El banco privado suizo Lombard Odier considera que la reciente consolidación del precio del oro no altera su tendencia estructural alcista y mantiene una visión positiva sobre el metal precioso a medio plazo, fijando un objetivo de 5.400 dólares por onza en los próximos doce meses. Así lo recoge el último informe elaborado por el CIO Office de la entidad, titulado “Gold’s slowdown doesn’t make for a meltdown”.
La entidad sostiene que, pese a la elevada volatilidad registrada durante los últimos meses, continúan existiendo sólidos factores estructurales que apoyan al oro como activo estratégico tanto para inversores institucionales como privados.
El oro pierde impulso, pero mantiene sólidos fundamentos
Según explica Lombard Odier, el oro ha sido uno de los activos financieros más relevantes de los últimos doce meses. Tras una fuerte revalorización, especialmente durante la segunda mitad de 2025, el metal alcanzó máximos históricos de 5.595 dólares por onza en enero de 2026. Posteriormente, los precios corrigieron posiciones en un contexto marcado por las tensiones geopolíticas en Oriente Medio, el fortalecimiento temporal del dólar y el aumento de los rendimientos de la deuda pública estadounidense.
Sin embargo, el banco considera que esta moderación responde a factores coyunturales y no supone un cambio de tendencia estructural.
“La reciente consolidación del precio del oro no socava, en nuestra opinión, el argumento a medio plazo a favor de precios más altos”, señala la entidad en el informe.
Bancos centrales e inversores siguen respaldando el mercado
Uno de los principales argumentos que sostiene Lombard Odier es la fortaleza de la demanda tanto por parte de bancos centrales como de inversores privados.
El informe destaca que las compras de oro por parte de bancos centrales continúan en niveles elevados, especialmente en economías emergentes, en un contexto de creciente incertidumbre fiscal, tensiones geopolíticas y preocupación sobre la evolución de las divisas internacionales.
Durante el primer trimestre de 2026, la demanda total de oro alcanzó las 790 toneladas, de las cuales 244 toneladas correspondieron a compras netas de bancos centrales, un 3% más que el año anterior.
Además, Lombard Odier considera que todavía existe margen para nuevas compras por parte de países emergentes, cuyos bancos centrales mantienen proporcionalmente menos reservas de oro que las economías desarrolladas.
Un activo estratégico en un entorno de incertidumbre
Para inversores y empresarios, el informe subraya que el oro continúa desempeñando un papel relevante como herramienta de diversificación y cobertura frente a riesgos económicos y financieros. Lombard Odier considera que el actual contexto de inflación persistente, incertidumbre geopolítica, deterioro fiscal y pérdida de poder adquisitivo de algunas divisas sigue reforzando el atractivo del metal precioso.

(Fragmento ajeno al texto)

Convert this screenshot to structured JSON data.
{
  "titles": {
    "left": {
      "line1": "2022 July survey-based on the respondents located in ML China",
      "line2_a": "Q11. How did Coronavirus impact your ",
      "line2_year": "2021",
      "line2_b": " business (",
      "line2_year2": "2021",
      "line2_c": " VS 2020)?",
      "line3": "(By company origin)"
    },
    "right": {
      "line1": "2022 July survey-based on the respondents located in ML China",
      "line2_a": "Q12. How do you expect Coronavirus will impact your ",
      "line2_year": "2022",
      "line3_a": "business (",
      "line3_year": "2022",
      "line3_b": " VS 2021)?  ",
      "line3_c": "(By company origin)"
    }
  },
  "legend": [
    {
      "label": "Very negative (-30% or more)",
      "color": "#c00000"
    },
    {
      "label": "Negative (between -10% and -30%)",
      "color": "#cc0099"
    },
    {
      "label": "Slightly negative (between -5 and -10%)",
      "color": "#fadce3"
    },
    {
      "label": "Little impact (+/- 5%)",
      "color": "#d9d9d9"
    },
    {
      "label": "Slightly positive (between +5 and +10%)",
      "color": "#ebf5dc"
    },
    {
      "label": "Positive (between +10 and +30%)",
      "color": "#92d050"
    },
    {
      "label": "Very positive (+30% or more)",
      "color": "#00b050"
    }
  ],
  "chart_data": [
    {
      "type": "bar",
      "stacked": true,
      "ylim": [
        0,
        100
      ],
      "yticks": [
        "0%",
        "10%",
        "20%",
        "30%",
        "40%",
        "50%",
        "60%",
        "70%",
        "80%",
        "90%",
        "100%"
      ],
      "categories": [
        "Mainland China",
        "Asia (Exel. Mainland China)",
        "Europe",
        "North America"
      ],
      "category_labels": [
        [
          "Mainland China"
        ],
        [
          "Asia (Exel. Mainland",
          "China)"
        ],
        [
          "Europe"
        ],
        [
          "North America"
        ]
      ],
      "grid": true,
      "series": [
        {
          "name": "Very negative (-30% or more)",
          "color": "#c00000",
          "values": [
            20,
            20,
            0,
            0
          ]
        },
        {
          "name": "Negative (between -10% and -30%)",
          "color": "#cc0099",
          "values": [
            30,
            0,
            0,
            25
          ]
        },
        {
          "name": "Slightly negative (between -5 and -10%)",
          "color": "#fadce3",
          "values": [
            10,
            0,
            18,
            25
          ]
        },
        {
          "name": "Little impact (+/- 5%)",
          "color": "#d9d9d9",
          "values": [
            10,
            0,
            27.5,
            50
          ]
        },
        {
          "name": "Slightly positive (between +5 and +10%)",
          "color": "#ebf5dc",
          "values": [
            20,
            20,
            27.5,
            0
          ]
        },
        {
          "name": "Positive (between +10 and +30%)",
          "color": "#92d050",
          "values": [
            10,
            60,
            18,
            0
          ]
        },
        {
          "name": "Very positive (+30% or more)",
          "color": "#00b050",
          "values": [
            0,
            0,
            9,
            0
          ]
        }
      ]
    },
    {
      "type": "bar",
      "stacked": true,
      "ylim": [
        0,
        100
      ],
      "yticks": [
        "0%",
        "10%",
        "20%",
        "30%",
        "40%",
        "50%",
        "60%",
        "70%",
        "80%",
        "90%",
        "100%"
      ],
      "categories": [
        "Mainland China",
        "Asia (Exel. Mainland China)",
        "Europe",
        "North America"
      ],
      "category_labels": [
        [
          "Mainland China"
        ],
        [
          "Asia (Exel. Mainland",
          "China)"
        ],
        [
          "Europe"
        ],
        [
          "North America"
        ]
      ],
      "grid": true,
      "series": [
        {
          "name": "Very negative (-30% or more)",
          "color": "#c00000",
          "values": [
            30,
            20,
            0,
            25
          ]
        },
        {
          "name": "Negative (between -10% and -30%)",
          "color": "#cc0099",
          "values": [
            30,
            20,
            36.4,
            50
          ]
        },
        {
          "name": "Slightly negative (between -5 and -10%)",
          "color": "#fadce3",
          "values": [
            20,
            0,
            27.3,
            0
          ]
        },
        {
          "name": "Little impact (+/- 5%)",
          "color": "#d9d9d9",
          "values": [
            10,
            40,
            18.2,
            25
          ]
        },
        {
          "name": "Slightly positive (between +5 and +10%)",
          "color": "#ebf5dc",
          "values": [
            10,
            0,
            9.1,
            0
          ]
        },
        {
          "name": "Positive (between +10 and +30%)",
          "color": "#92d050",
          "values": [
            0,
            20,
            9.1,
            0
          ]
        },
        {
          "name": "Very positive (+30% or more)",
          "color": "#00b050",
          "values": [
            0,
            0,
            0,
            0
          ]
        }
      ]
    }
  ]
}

La entidad recuerda además que, a diferencia de las monedas tradicionales, el oro mantiene una oferta limitada y no depende de decisiones de política monetaria ni puede verse afectado por sanciones financieras internacionales, factores que refuerzan su condición de activo refugio.
Los riesgos que vigila el mercado
Pese a mantener una visión positiva sobre el oro, Lombard Odier advierte de que un endurecimiento prolongado de las políticas monetarias o unos tipos de interés reales elevados durante más tiempo podrían limitar la evolución del metal precioso. La entidad también vigila la posible caída de flujos hacia ETF respaldados por oro, uno de los principales canales de inversión en este activo.
No obstante, el banco considera que la Reserva Federal mantendrá los tipos relativamente estables durante buena parte de 2026, reduciendo así parte de esa presión sobre el mercado del oro.
Lombard Odier mantiene su visión constructiva
En conjunto, el banco concluye que la demanda estructural de oro permanece intacta y que el contexto macroeconómico continúa favoreciendo a los activos reales.
Por ello, Lombard Odier mantiene una posición “sobreponderada” en oro dentro de sus carteras y reafirma su previsión de alcanzar los 5.400 dólares por onza en el horizonte de los próximos doce meses.